A Resolved Millimeter Emission Belt in the AU Mic Debris Disk
David J. Wilner, Sean M. Andrews, Meredith A. MacGregor, A. Meredith, Hughes

TL;DR
This paper reports high-resolution millimeter imaging of the AU Mic debris disk, revealing a distinct dust emission belt at about 35 AU that aligns with the star's scattered light disk, indicating a structured planetesimal reservoir.
Contribution
First millimeter imaging of AU Mic's debris disk identifying a resolved emission belt at 35 AU, linking dust dynamics with the scattered light disk structure.
Findings
Detected a dust emission belt at ~35 AU from AU Mic.
The belt's location aligns with the planetesimal reservoir inferred from optical data.

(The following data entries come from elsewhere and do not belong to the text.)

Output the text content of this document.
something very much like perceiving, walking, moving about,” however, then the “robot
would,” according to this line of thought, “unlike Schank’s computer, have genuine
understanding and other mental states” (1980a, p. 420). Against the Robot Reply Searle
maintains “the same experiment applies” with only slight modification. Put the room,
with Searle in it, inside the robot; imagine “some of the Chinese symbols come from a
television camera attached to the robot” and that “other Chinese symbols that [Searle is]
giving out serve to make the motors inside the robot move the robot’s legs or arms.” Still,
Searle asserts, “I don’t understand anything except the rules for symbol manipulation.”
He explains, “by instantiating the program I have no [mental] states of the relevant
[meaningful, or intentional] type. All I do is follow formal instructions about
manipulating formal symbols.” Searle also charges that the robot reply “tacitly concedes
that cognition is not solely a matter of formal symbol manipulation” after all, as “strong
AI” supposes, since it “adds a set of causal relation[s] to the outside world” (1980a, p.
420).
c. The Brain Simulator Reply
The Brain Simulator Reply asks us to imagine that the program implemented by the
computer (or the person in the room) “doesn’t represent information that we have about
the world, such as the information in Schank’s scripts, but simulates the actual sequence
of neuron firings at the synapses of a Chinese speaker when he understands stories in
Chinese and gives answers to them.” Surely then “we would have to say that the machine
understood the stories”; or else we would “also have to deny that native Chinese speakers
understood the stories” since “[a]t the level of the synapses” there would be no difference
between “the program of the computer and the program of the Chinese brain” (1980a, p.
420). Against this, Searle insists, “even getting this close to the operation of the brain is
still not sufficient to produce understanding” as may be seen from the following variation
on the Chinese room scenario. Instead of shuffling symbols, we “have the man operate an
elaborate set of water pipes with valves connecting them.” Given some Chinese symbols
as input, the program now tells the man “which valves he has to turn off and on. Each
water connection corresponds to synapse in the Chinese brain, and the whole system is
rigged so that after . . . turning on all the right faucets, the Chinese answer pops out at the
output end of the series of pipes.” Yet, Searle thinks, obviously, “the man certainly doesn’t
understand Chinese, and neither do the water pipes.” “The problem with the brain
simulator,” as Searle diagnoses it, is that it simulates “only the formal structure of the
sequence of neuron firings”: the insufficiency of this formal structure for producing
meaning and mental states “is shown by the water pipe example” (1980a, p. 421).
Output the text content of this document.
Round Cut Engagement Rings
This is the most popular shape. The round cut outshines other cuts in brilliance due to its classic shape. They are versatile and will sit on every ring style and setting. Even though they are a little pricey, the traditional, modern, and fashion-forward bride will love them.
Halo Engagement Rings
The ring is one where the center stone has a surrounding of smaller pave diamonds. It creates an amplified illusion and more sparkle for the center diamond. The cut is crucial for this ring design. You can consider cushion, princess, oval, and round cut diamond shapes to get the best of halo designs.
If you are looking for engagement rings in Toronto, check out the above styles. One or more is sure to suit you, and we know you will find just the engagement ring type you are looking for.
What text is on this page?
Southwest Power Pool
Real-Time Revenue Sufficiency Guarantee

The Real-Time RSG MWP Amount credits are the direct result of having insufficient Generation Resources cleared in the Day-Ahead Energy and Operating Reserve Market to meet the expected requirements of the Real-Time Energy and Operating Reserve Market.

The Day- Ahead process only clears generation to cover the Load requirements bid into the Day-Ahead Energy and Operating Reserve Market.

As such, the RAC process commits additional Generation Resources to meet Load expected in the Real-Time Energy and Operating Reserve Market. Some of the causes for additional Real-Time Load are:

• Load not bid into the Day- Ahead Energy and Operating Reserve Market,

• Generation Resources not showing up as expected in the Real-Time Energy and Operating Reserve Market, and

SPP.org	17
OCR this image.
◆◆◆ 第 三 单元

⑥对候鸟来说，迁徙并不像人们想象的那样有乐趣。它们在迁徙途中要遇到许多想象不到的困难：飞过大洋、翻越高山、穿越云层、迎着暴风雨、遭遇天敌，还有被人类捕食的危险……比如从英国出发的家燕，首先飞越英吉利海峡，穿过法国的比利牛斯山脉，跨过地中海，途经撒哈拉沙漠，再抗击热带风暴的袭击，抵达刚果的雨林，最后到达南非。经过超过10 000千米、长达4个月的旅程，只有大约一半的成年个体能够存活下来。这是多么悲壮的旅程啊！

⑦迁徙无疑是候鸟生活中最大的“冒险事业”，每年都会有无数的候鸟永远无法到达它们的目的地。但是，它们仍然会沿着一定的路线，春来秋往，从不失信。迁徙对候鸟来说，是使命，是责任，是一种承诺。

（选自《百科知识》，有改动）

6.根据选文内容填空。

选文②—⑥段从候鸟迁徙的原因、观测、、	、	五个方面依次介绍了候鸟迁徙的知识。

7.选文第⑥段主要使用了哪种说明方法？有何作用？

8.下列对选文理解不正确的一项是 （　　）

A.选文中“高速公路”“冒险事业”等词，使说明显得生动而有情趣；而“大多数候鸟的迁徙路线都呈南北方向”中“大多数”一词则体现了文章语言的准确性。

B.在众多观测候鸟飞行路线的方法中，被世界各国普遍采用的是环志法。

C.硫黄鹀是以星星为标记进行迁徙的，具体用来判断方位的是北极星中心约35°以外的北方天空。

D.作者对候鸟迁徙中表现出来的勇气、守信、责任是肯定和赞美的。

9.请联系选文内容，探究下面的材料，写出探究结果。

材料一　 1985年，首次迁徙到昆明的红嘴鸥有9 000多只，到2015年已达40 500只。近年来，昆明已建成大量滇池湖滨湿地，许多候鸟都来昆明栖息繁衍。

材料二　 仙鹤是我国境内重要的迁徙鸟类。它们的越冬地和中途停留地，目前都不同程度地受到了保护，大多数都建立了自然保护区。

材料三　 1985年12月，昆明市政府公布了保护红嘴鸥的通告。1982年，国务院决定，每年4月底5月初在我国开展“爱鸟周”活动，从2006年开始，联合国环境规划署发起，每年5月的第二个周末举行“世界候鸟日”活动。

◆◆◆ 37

Strengthens the connection between AU Mic and beta Pic debris disks.
Abstract
We present imaging observations at 1.3 millimeters of the debris disk surrounding the nearby M-type flare star AU Mic with beam size 3 arcsec (30 AU) from the Submillimeter Array. These data reveal a belt of thermal dust emission surrounding the star with the same edge-on geometry as the more extended scattered light disk detected at optical wavelengths. Simple modeling indicates a central radius of ~35 AU for the emission belt. This location is consistent with the reservoir of planetesimals previously invoked to explain the shape of the scattered light surface brightness profile through size-dependent dust dynamics. The identification of this belt further strengthens the kinship between the debris disks around AU Mic and its more massive sister star beta Pic, members of the same ~10 Myr-old moving group.